Marc LiVecche is the executive editor at Providence: A Journal of Christianity & American Foreign Policy and the just war and Christian ethics scholar at IRD. He is currently in Oxford, where he is the McDonald Visiting Scholar at the McDonald Centre for Theology, Ethics, & Public Life at Christ Church College. His book, The Good Kill: Just War & Moral Injury, is under contract with Oxford University Press.

  1. Comment by Dan on August 21, 2019 at 11:28 am

    Thanks for an interesting and informative article. I really don’t listen to Colbert and the sound bites I have seen make him seem a thoroughly odious person. Your article brings a different perspective. I can see where Colbert would dislike/despise those public figures whom he sees as lacking in compassion and empathy.
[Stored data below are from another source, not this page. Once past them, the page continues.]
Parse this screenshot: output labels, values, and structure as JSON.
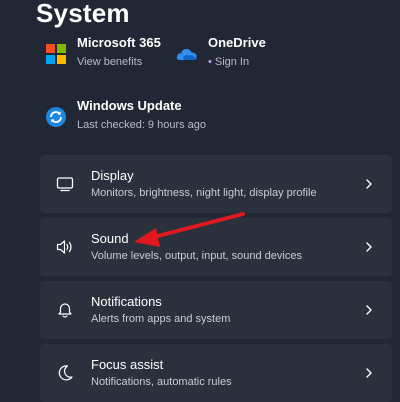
{
  "page": {
    "title": "System"
  },
  "tiles": {
    "microsoft365": {
      "name": "Microsoft 365",
      "sub": "View benefits",
      "icon": "microsoft-logo-icon"
    },
    "onedrive": {
      "name": "OneDrive",
      "dot": "•",
      "sub": "Sign In",
      "icon": "onedrive-cloud-icon"
    },
    "update": {
      "name": "Windows Update",
      "sub": "Last checked: 9 hours ago",
      "icon": "windows-update-icon"
    }
  },
  "cards": [
    {
      "title": "Display",
      "desc": "Monitors, brightness, night light, display profile",
      "icon": "display-monitor-icon"
    },
    {
      "title": "Sound",
      "desc": "Volume levels, output, input, sound devices",
      "icon": "speaker-icon"
    },
    {
      "title": "Notifications",
      "desc": "Alerts from apps and system",
      "icon": "bell-icon"
    },
    {
      "title": "Focus assist",
      "desc": "Notifications, automatic rules",
      "icon": "moon-icon"
    }
  ],
  "colors": {
    "background": "#212734",
    "card": "#2b313c",
    "annotation_arrow": "#e0191f"
  }
}
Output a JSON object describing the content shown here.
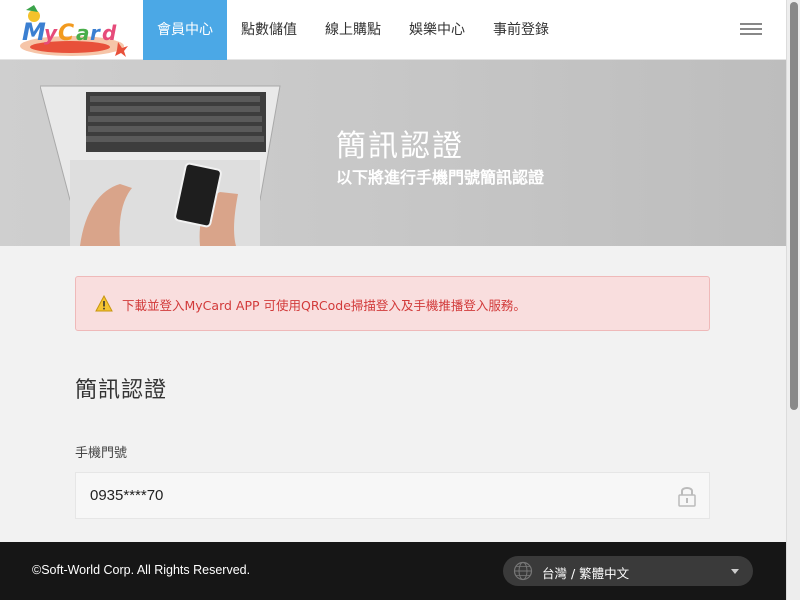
{
  "brand": {
    "logo_text": "MyCard",
    "logo_icon": "mycard-logo"
  },
  "nav": {
    "items": [
      {
        "label": "會員中心",
        "active": true
      },
      {
        "label": "點數儲值",
        "active": false
      },
      {
        "label": "線上購點",
        "active": false
      },
      {
        "label": "娛樂中心",
        "active": false
      },
      {
        "label": "事前登錄",
        "active": false
      }
    ],
    "menu_icon": "hamburger-menu-icon"
  },
  "banner": {
    "title": "簡訊認證",
    "subtitle": "以下將進行手機門號簡訊認證"
  },
  "alert": {
    "icon": "warning-icon",
    "text": "下載並登入MyCard APP 可使用QRCode掃描登入及手機推播登入服務。"
  },
  "form": {
    "section_title": "簡訊認證",
    "phone_label": "手機門號",
    "phone_value": "0935****70",
    "lock_icon": "lock-icon"
  },
  "footer": {
    "copyright": "©Soft-World Corp. All Rights Reserved.",
    "language": "台灣 / 繁體中文",
    "globe_icon": "globe-icon"
  },
  "colors": {
    "nav_active": "#4ba8e6",
    "alert_bg": "#f9dede",
    "alert_text": "#d23a3a",
    "footer_bg": "#161616"
  }
}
  2. Comment by Hebrew Helena on August 23, 2019 at 7:39 pm

    Colbert is awful.
    He instills discord by his hatred of our President.
    How is Colbert “love Christ” while he spews hatred for Trump??
    If he hates, he is no better than a murderer
    He only shows love to those he likes
    And didn’t Jesus say that even the tax payers do that?
    Sad!

  3. Comment by Leon M. Green on August 23, 2019 at 9:21 pm

    Thanks. For his public, Colbert does his #45-shtick. But I believe he still prays for, as do I, for the one whose name I refuse to take in my mouth.

  4. Comment by Stephen T. Keane on August 25, 2019 at 10:30 pm

    The trouble with Colbert is that he is not funny. Jumping up and down like a three year old and being ultra vulgar is humorous only to people like himself. If I were he I would take some time off to watch some old Milton Berle shows, read a book on good manners and try again. You made him seem human and I would give him another chance.
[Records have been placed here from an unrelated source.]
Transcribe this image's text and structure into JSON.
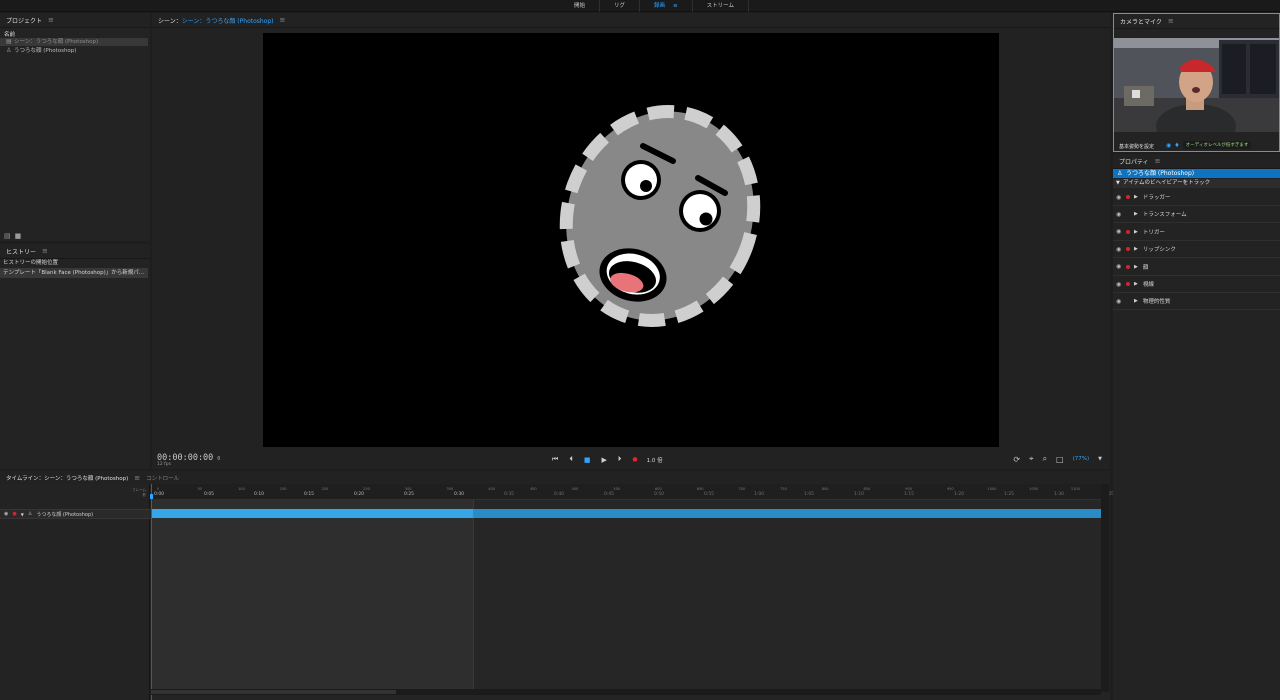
{
  "top_tabs": [
    {
      "label": "開始",
      "active": false
    },
    {
      "label": "リグ",
      "active": false
    },
    {
      "label": "録画",
      "active": true
    },
    {
      "label": "ストリーム",
      "active": false
    }
  ],
  "project": {
    "title": "プロジェクト",
    "column_name": "名前",
    "items": [
      {
        "label": "シーン：うつろな顔 (Photoshop)",
        "icon": "scene-icon",
        "selected": true
      },
      {
        "label": "うつろな顔 (Photoshop)",
        "icon": "puppet-icon",
        "selected": false
      }
    ]
  },
  "history": {
    "title": "ヒストリー",
    "items": [
      {
        "label": "ヒストリーの開始位置",
        "selected": false
      },
      {
        "label": "テンプレート「Blank Face (Photoshop)」から新規パ…",
        "selected": true
      }
    ]
  },
  "scene": {
    "title_prefix": "シーン：",
    "title_name": "シーン：うつろな顔 (Photoshop)",
    "timecode": "00:00:00:00",
    "timecode_sub": "0",
    "fps": "12 fps",
    "speed": "1.0 倍",
    "zoom": "(77%)"
  },
  "timeline": {
    "tab_active": "タイムライン：シーン：うつろな顔 (Photoshop)",
    "tab_inactive": "コントロール",
    "frame_label": "フレーム",
    "sec_label": "秒",
    "track_name": "うつろな顔 (Photoshop)",
    "major_ticks": [
      "0:00",
      "0:05",
      "0:10",
      "0:15",
      "0:20",
      "0:25",
      "0:30",
      "0:35",
      "0:40",
      "0:45",
      "0:50",
      "0:55",
      "1:00",
      "1:05",
      "1:10",
      "1:15",
      "1:20",
      "1:25",
      "1:30",
      "1:35"
    ],
    "minor_ticks": [
      "0",
      "50",
      "100",
      "150",
      "200",
      "250",
      "300",
      "350",
      "400",
      "450",
      "500",
      "550",
      "600",
      "650",
      "700",
      "750",
      "800",
      "850",
      "900",
      "950",
      "1000",
      "1050",
      "1100",
      "1150"
    ]
  },
  "camera": {
    "title": "カメラとマイク",
    "set_rest_pose": "基本姿勢を設定",
    "audio_level": "オーディオレベルが低すぎます"
  },
  "properties": {
    "title": "プロパティ",
    "puppet_name": "うつろな顔 (Photoshop)",
    "track_behaviors": "アイテムのビヘイビアーをトラック",
    "behaviors": [
      {
        "label": "ドラッガー",
        "armed": true
      },
      {
        "label": "トランスフォーム",
        "armed": false
      },
      {
        "label": "トリガー",
        "armed": true
      },
      {
        "label": "リップシンク",
        "armed": true
      },
      {
        "label": "顔",
        "armed": true
      },
      {
        "label": "視線",
        "armed": true
      },
      {
        "label": "物理的性質",
        "armed": false
      }
    ]
  },
  "colors": {
    "accent": "#2ea3ff",
    "selection": "#0f74c0",
    "record": "#d8222a",
    "track_bar": "#35a6e6"
  }
}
  5. Comment by Loren J Golden on September 4, 2019 at 11:25 pm

    I think Stephen Colbert is a very funny comedian, and I appreciate his fondness for Tolkien (being a Tolkien admirer myself, and at least as nerdy as Colbert when it comes to Middle Earth trivia).  I disagree with his politics, and although I did not vote for the current president (due to his publicly immoral behavior and inability to control his tongue), and although I understand that the President of the United States is an open target for comedians (the current occupant of the White House no less than the last three), I do wish that Colbert would devote less of his monologue to politics in general and the president in particular.

  6. Comment by Matthew on February 6, 2020 at 1:48 am

    I think Steven is obviously gifted. His command of speech and stage presence is amazing and convincing. However, I feel compelled to understand how he reconciles his “faith” with the vitriol animus and painful denigration of anyone or anything that doesn’t line up with his ideology. I will not argue with his confession of Christ or his experience with the Lord. I am actually thrilled to hear he has found Christ. But I will contend with his opinions and bias.
    I feel that Stephen’s voice and and subsequent platform that Christ has given to him has been reduced to bias, decisive messages of hatred hidden behind bombastic, devisive, crude and sometimes filthy routines aimed at stirring the worst(hateful opinions/judgment) in people.
    His insatiable desire to seize the opportunity to make others feel less has inflated his ego and is covering his personal loss of control and the unconscience but painful reality that the person he really hates is himself.

  7. Comment by Rev. Dr. Richard Allen Hyde on February 26, 2020 at 2:18 pm

    A great article for the first day of Lent. I posted it on my church’s Fb page.